Conformément à la réglementation en vigueur, les parties signataires ont envisagé le cas des entreprises de moins de 50 salariés dans la branche, mais n'ont pas prévu de stipulations spécifiques pour ces entreprises dans la mesure où cet accord a vocation à s'appliquer dans toutes les entreprises de la branche sans aucune condition d'effectif.
Conformément aux dispositions légales en vigueur, et conformément aux dispositions de la convention collective nationale des entreprises du « Négoce et de distribution de combustibles solides, liquides, gazeux et produits pétroliers » du 20 décembre 1985, les organisations patronales et syndicales de salariés conviennent d'une revalorisation sur l'ensemble des coefficients de la grille des salaires minima conventionnels, qui s'applique de la manière suivante :
+ 2 % sur l'ensemble des coefficients de la grille
Les nouvelles valeurs des salaires minima et des primes d'ancienneté conventionnels figurent ainsi dans le tableau de synthèse en annexe.
Concernant la suppression des écarts de rémunération entre les femmes et les hommes, le présent accord confirme les dispositions mentionnées dans les précédents accords relatifs aux salaires :
Ainsi, la branche du « Négoce et distribution de combustibles solides, liquides, gazeux et produits pétroliers » rappelle aux entreprises qu'il est impératif :
– d'analyser les salaires effectifs notamment par classification et par sexe, en moyenne et en répartition ;
– de mesurer les écarts éventuels par rapport à l'objectif d'égalité salariale entre les femmes et les hommes, en prenant notamment en compte l'âge de chaque salarié et son ancienneté dans sa classification ;
– de définir et de mettre en œuvre, dans le cadre des négociations salariales d'entreprise, les mesures permettant de maintenir l'égalité salariale entre les femmes et les hommes, ou, le cas échéant, de supprimer les écarts de rémunérations qui viendraient à être constatés entre les femmes et les hommes ;
– et pour les entreprises concernées, de publier sur leurs sites internet leur index de l'égalité professionnelle.
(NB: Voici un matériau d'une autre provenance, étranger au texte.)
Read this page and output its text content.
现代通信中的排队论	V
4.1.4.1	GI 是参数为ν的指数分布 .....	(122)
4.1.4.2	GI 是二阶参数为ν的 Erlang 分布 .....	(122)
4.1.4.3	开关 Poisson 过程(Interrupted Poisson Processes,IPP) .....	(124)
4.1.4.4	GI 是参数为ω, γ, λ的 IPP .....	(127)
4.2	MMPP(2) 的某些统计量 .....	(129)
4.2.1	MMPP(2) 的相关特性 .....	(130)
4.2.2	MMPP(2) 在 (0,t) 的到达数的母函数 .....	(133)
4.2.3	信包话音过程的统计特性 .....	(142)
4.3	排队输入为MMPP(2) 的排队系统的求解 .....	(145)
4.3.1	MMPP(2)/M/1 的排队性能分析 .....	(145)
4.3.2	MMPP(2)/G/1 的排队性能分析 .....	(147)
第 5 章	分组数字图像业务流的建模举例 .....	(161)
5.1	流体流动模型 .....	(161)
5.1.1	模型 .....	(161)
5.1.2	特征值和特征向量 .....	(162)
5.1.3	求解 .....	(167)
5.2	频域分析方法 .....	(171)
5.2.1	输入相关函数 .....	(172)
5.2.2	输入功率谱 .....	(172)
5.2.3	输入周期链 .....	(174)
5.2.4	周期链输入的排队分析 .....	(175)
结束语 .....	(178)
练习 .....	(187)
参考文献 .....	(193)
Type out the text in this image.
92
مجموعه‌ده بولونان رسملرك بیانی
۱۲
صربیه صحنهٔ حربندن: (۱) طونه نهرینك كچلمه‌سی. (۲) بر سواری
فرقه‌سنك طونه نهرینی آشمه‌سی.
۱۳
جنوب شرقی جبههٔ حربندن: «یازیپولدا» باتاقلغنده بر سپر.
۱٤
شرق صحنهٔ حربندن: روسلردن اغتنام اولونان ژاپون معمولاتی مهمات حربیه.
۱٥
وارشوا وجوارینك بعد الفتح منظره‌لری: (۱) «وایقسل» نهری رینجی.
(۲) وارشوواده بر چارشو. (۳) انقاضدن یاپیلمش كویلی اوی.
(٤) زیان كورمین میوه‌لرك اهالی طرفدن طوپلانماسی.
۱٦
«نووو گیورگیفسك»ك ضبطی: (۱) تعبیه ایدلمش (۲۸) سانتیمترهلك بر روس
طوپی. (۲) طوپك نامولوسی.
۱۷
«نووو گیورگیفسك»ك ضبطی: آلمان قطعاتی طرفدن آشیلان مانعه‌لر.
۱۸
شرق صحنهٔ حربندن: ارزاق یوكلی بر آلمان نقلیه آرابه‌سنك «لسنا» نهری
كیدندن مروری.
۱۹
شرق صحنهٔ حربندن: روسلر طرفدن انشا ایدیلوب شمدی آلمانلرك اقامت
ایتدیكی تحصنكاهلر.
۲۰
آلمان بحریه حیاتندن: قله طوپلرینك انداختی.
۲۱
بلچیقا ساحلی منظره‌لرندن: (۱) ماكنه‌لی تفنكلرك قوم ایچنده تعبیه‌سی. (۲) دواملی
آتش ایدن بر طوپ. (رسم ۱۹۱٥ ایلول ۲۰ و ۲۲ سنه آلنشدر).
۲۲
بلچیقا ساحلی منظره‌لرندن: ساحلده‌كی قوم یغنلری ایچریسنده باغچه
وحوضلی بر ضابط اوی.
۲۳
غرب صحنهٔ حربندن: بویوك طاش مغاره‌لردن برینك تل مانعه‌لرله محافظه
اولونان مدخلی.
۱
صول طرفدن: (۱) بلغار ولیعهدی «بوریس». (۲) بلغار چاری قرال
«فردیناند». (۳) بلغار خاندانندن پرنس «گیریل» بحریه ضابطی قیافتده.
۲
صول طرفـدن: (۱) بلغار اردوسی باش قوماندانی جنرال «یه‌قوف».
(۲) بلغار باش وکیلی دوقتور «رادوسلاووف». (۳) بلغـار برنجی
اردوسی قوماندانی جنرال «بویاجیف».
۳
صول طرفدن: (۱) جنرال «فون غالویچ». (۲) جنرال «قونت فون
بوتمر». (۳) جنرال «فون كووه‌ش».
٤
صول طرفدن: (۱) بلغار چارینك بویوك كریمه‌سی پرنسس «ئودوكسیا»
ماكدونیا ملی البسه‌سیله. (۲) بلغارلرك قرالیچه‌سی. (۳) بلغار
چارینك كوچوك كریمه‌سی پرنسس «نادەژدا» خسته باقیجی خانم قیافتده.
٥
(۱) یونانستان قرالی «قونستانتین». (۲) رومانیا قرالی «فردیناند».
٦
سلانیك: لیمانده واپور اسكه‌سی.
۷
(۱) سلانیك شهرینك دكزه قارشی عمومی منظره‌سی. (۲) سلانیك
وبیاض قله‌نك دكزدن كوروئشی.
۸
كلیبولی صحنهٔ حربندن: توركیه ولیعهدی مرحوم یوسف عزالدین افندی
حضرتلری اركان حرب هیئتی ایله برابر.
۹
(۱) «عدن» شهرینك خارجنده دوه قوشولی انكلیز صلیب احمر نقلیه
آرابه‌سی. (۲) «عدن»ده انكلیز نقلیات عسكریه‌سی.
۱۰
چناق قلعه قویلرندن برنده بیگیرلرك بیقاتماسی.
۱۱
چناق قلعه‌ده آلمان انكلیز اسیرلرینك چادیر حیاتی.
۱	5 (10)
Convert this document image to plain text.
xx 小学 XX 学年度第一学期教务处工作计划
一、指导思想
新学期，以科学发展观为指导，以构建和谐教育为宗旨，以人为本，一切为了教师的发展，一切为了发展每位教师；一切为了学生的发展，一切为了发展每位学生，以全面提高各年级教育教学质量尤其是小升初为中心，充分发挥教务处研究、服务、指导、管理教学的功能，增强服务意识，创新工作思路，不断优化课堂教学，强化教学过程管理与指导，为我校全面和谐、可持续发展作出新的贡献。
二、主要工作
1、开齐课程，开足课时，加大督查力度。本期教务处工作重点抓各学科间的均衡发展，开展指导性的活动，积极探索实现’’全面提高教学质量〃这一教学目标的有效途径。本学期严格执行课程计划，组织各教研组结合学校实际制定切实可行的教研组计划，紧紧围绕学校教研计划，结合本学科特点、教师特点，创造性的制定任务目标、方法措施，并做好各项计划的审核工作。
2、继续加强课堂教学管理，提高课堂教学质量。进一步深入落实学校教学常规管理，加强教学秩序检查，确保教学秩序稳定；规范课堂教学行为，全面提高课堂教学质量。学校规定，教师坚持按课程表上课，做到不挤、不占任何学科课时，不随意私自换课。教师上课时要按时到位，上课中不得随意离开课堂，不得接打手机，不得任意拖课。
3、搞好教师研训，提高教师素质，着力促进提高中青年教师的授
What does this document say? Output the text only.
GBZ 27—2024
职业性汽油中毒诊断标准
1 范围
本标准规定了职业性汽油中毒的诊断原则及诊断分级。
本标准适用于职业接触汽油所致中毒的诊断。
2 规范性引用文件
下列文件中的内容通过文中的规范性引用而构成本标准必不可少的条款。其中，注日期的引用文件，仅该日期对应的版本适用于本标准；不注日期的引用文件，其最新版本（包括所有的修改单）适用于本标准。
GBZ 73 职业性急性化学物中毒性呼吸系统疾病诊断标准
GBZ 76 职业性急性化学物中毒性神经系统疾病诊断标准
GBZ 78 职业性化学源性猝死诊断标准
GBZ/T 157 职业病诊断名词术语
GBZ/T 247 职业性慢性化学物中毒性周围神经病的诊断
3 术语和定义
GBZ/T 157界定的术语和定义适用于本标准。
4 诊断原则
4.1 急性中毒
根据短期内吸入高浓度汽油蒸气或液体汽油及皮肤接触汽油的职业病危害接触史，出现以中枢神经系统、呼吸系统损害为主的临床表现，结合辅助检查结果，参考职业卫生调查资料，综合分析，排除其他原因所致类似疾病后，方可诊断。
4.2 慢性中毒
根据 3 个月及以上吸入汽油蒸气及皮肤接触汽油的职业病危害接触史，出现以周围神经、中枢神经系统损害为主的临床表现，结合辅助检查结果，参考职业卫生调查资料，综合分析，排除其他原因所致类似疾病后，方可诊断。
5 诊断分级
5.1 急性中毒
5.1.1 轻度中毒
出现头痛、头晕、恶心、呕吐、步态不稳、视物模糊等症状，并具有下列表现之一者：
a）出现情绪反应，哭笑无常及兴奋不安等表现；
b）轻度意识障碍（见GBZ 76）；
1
Les parties conviennent que la mise en œuvre de cet accord doit intervenir à compter du 1er mai 2025 pour les entreprises adhérentes aux organisations signataires, et au plus tard à compter de la date d'extension de l'accord au sein des autres entreprises de la branche.
Formalités
Conformément aux dispositions légales et réglementaires en vigueur, le présent accord fera l'objet des formalités de notification, de dépôt et d'extension, auprès des organisations représentatives, des services du ministre chargé du travail et du secrétariat-greffe du conseil de prud'hommes.
Révision
En application de l'article L. 2261-7 du code du travail, sont seuls habilitées à engager la procédure de révision de cet accord :
– jusqu'à la fin du cycle électoral au cours duquel l'accord est conclu :–– une ou plusieurs organisations syndicales représentatives et signataires ou adhérentes du présent accord ;–– une ou plusieurs organisations patronales signataires ou adhérentes et représentatives dans le cadre de l'extension ;
– à l'issue du cycle électoral au cours duquel l'accord est conclu :–– une ou plusieurs organisations syndicales représentatives dans le champ d'application ;–– une ou plusieurs organisations professionnelles d'employeurs de la branche et représentatives dans le cadre de l'extension.